In 1993 Teichert obtained his PhD at the University of Kiel with the thesis "Erfolgspotential internationaler F-&-E-Kooperationen." (The potential success of international Research & Development cooperations). After graduation Teichert was Research Fellow at the Fuqua School of Business in Durham (North Carolina) in the United States.

In 2000 he obtained his Habilitation at the WHU – Otto Beisheim School of Management in Koblenz with the thesis "Nutzenschätzung in Conjoint-Analysen. Theoretische Fundierung und empirische Aussagekraft" (Benefit estimation in conjoint analysis. Theoretical foundation and empirical significance).

Thorsten Teichert acts as Head of the Marketing and Innovation at the Institute of Marketing and Media at the University of Hamburg. He is also Professor at the R&D Management study at the University of Stuttgart. Teichert is director of the Institute for Innovation Management at the University of Bern as well as honorary member and Visiting Professor at the University of Technology, Sydney.

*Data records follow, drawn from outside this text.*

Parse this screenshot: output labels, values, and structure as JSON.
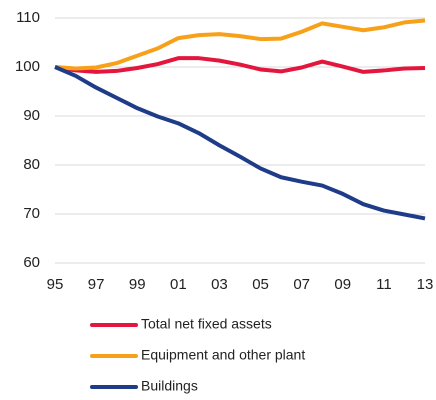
{
  "chart_data": {
    "type": "line",
    "categories": [
      "95",
      null,
      "97",
      null,
      "99",
      null,
      "01",
      null,
      "03",
      null,
      "05",
      null,
      "07",
      null,
      "09",
      null,
      "11",
      null,
      "13"
    ],
    "series": [
      {
        "name": "Total net fixed assets",
        "color": "#e3173e",
        "values": [
          100,
          99.3,
          99,
          99.2,
          99.8,
          100.6,
          101.8,
          101.8,
          101.3,
          100.5,
          99.5,
          99.1,
          99.9,
          101.1,
          100.1,
          99.0,
          99.3,
          99.7,
          99.8
        ]
      },
      {
        "name": "Equipment and other plant",
        "color": "#f7a11a",
        "values": [
          100,
          99.7,
          99.9,
          100.8,
          102.3,
          103.8,
          105.9,
          106.5,
          106.7,
          106.3,
          105.7,
          105.8,
          107.2,
          108.9,
          108.2,
          107.5,
          108.1,
          109.1,
          109.5
        ]
      },
      {
        "name": "Buildings",
        "color": "#1f3c88",
        "values": [
          100,
          98.2,
          95.8,
          93.7,
          91.6,
          89.9,
          88.5,
          86.5,
          84.0,
          81.7,
          79.3,
          77.5,
          76.6,
          75.8,
          74.1,
          72.0,
          70.7,
          69.9,
          69.1
        ]
      }
    ],
    "ylim": [
      60,
      110
    ],
    "yticks": [
      60,
      70,
      80,
      90,
      100,
      110
    ],
    "grid": true
  }
}
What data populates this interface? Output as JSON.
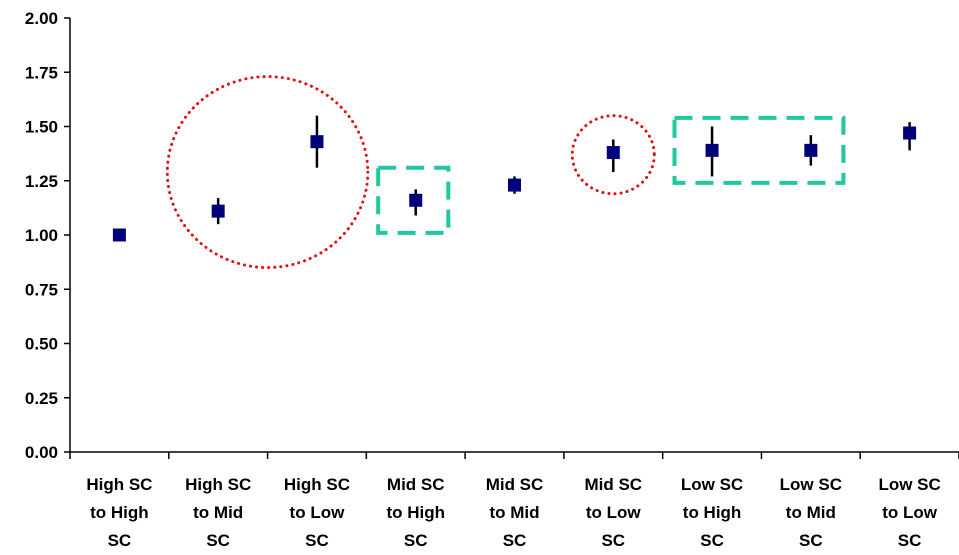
{
  "chart_data": {
    "type": "scatter",
    "title": "",
    "xlabel": "",
    "ylabel": "",
    "ylim": [
      0,
      2
    ],
    "yticks": [
      "0.00",
      "0.25",
      "0.50",
      "0.75",
      "1.00",
      "1.25",
      "1.50",
      "1.75",
      "2.00"
    ],
    "grid": false,
    "legend": "none",
    "categories": [
      [
        "High SC",
        "to High",
        "SC"
      ],
      [
        "High SC",
        "to Mid",
        "SC"
      ],
      [
        "High SC",
        "to Low",
        "SC"
      ],
      [
        "Mid SC",
        "to High",
        "SC"
      ],
      [
        "Mid SC",
        "to Mid",
        "SC"
      ],
      [
        "Mid SC",
        "to Low",
        "SC"
      ],
      [
        "Low SC",
        "to High",
        "SC"
      ],
      [
        "Low SC",
        "to Mid",
        "SC"
      ],
      [
        "Low SC",
        "to Low",
        "SC"
      ]
    ],
    "series": [
      {
        "values": [
          1.0,
          1.11,
          1.43,
          1.16,
          1.23,
          1.38,
          1.39,
          1.39,
          1.47
        ],
        "error_low": [
          1.0,
          1.05,
          1.31,
          1.09,
          1.19,
          1.29,
          1.27,
          1.32,
          1.39
        ],
        "error_high": [
          1.0,
          1.17,
          1.55,
          1.21,
          1.27,
          1.44,
          1.5,
          1.46,
          1.52
        ]
      }
    ],
    "annotations": [
      {
        "shape": "dotted-circle",
        "color": "#e01010",
        "x_index": 1.5,
        "y_center": 1.29,
        "y_radius": 0.44
      },
      {
        "shape": "dashed-rect",
        "color": "#1fc8a0",
        "x_index_range": [
          3,
          3
        ],
        "y_range": [
          1.01,
          1.31
        ]
      },
      {
        "shape": "dotted-circle",
        "color": "#e01010",
        "x_index": 5,
        "y_center": 1.37,
        "y_radius": 0.18
      },
      {
        "shape": "dashed-rect",
        "color": "#1fc8a0",
        "x_index_range": [
          6,
          7
        ],
        "y_range": [
          1.24,
          1.54
        ]
      }
    ],
    "colors": {
      "marker": "#00007a",
      "error_bar": "#000000",
      "axis": "#000000",
      "circle_annotation": "#e01010",
      "rect_annotation": "#1fc8a0"
    }
  }
}
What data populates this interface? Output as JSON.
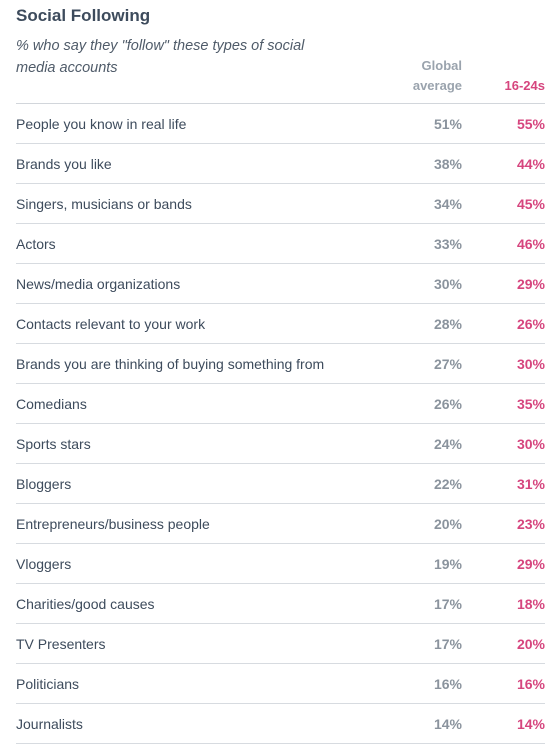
{
  "title": "Social Following",
  "subtitle": "% who say they \"follow\" these types of social media accounts",
  "columns": {
    "global": "Global average",
    "youth": "16-24s"
  },
  "chart_data": {
    "type": "table",
    "categories": [
      "People you know in real life",
      "Brands you like",
      "Singers, musicians or bands",
      "Actors",
      "News/media organizations",
      "Contacts relevant to your work",
      "Brands you are thinking of buying something from",
      "Comedians",
      "Sports stars",
      "Bloggers",
      "Entrepreneurs/business people",
      "Vloggers",
      "Charities/good causes",
      "TV Presenters",
      "Politicians",
      "Journalists"
    ],
    "series": [
      {
        "name": "Global average",
        "values": [
          51,
          38,
          34,
          33,
          30,
          28,
          27,
          26,
          24,
          22,
          20,
          19,
          17,
          17,
          16,
          14
        ]
      },
      {
        "name": "16-24s",
        "values": [
          55,
          44,
          45,
          46,
          29,
          26,
          30,
          35,
          30,
          31,
          23,
          29,
          18,
          20,
          16,
          14
        ]
      }
    ],
    "unit": "%",
    "colors": {
      "global": "#8a939d",
      "youth": "#d6457e"
    }
  }
}
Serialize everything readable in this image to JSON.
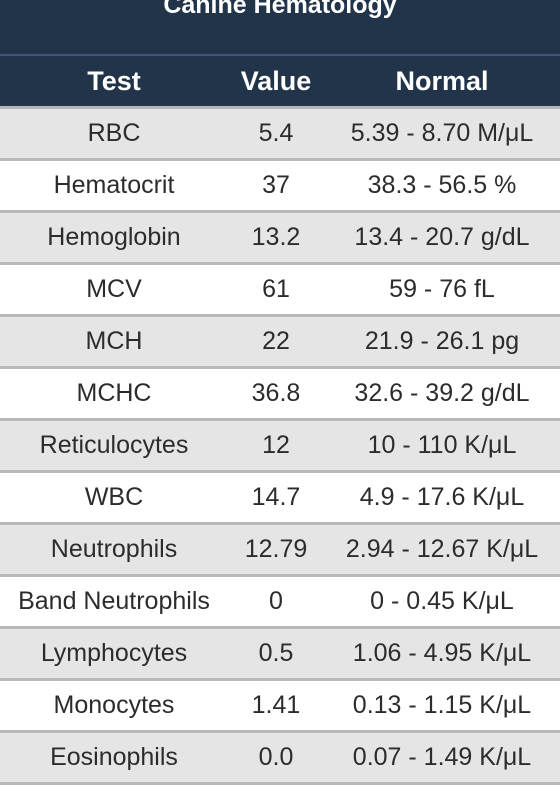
{
  "title": "Canine Hematology",
  "headers": {
    "test": "Test",
    "value": "Value",
    "normal": "Normal"
  },
  "rows": [
    {
      "test": "RBC",
      "value": "5.4",
      "normal": "5.39 - 8.70 M/μL"
    },
    {
      "test": "Hematocrit",
      "value": "37",
      "normal": "38.3 - 56.5 %"
    },
    {
      "test": "Hemoglobin",
      "value": "13.2",
      "normal": "13.4 - 20.7 g/dL"
    },
    {
      "test": "MCV",
      "value": "61",
      "normal": "59 - 76 fL"
    },
    {
      "test": "MCH",
      "value": "22",
      "normal": "21.9 - 26.1 pg"
    },
    {
      "test": "MCHC",
      "value": "36.8",
      "normal": "32.6 - 39.2 g/dL"
    },
    {
      "test": "Reticulocytes",
      "value": "12",
      "normal": "10 - 110 K/μL"
    },
    {
      "test": "WBC",
      "value": "14.7",
      "normal": "4.9 - 17.6 K/μL"
    },
    {
      "test": "Neutrophils",
      "value": "12.79",
      "normal": "2.94 - 12.67 K/μL"
    },
    {
      "test": "Band Neutrophils",
      "value": "0",
      "normal": "0 - 0.45 K/μL"
    },
    {
      "test": "Lymphocytes",
      "value": "0.5",
      "normal": "1.06 - 4.95 K/μL"
    },
    {
      "test": "Monocytes",
      "value": "1.41",
      "normal": "0.13 - 1.15 K/μL"
    },
    {
      "test": "Eosinophils",
      "value": "0.0",
      "normal": "0.07 - 1.49 K/μL"
    }
  ],
  "colors": {
    "header_bg": "#223449",
    "row_shade": "#e5e5e5",
    "row_plain": "#ffffff",
    "text": "#2c2c2c"
  }
}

Teichert has worked in industry as assistant to the CEO at the INPRO GmbH in Berlin. Moreover, Teichert was head of staff department Corporate Development at ThyssenKrupp in Düsseldorf. He has works as research consultant in the area of technology and innovation management, particularly for patent analysis and issues of new product development.

== Research Areas ==
His scientific focus is new product development and technology marketing, strategic technology and R&D management, market development, internationalization and networks, theory of innovation management programs, particularly empirical research approaches and radical innovations, time and diffusion strategies.

Other research priorities include market-driven new product development, organizational innovation and interface management, technological competition analysis, and using patent data and surveys on consumer behavior.

== Publications ==
- 1994. Erfolgspotential internationaler F-&-E-Kooperationen. PhD thesis University of Kiel, 1993. Wiesbaden: Springer.
- 2001. Nutzenschätzung in Conjoint-Analysen. Theoretische Fundierung und empirische Aussagekraft, Habilitation thesis, 2000. Deutscher Universitäts-Verlag.
- 2011. Volker Trommsdorff & Thorsten Teichert. Konsumentenverhalten. Stuttgart: Kohlhammer Verlag

- Articles, a selection
- Brockhoff, Klaus, and Thorsten Teichert. "Cooperative RD and partners measures of success." International Journal of Technology Management 10.1 (1995): 111–123.
- Von Wartburg, Iwan, Thorsten Teichert, and Katja Rost. "Inventive progress measured by multi-stage patent citation analysis." Research Policy 34.10 (2005): 1591–1607.
- Pilkington, Alan, and Thorsten Teichert. "Management of technology: themes, concepts and relationships." Technovation 26.3 (2006): 288–299.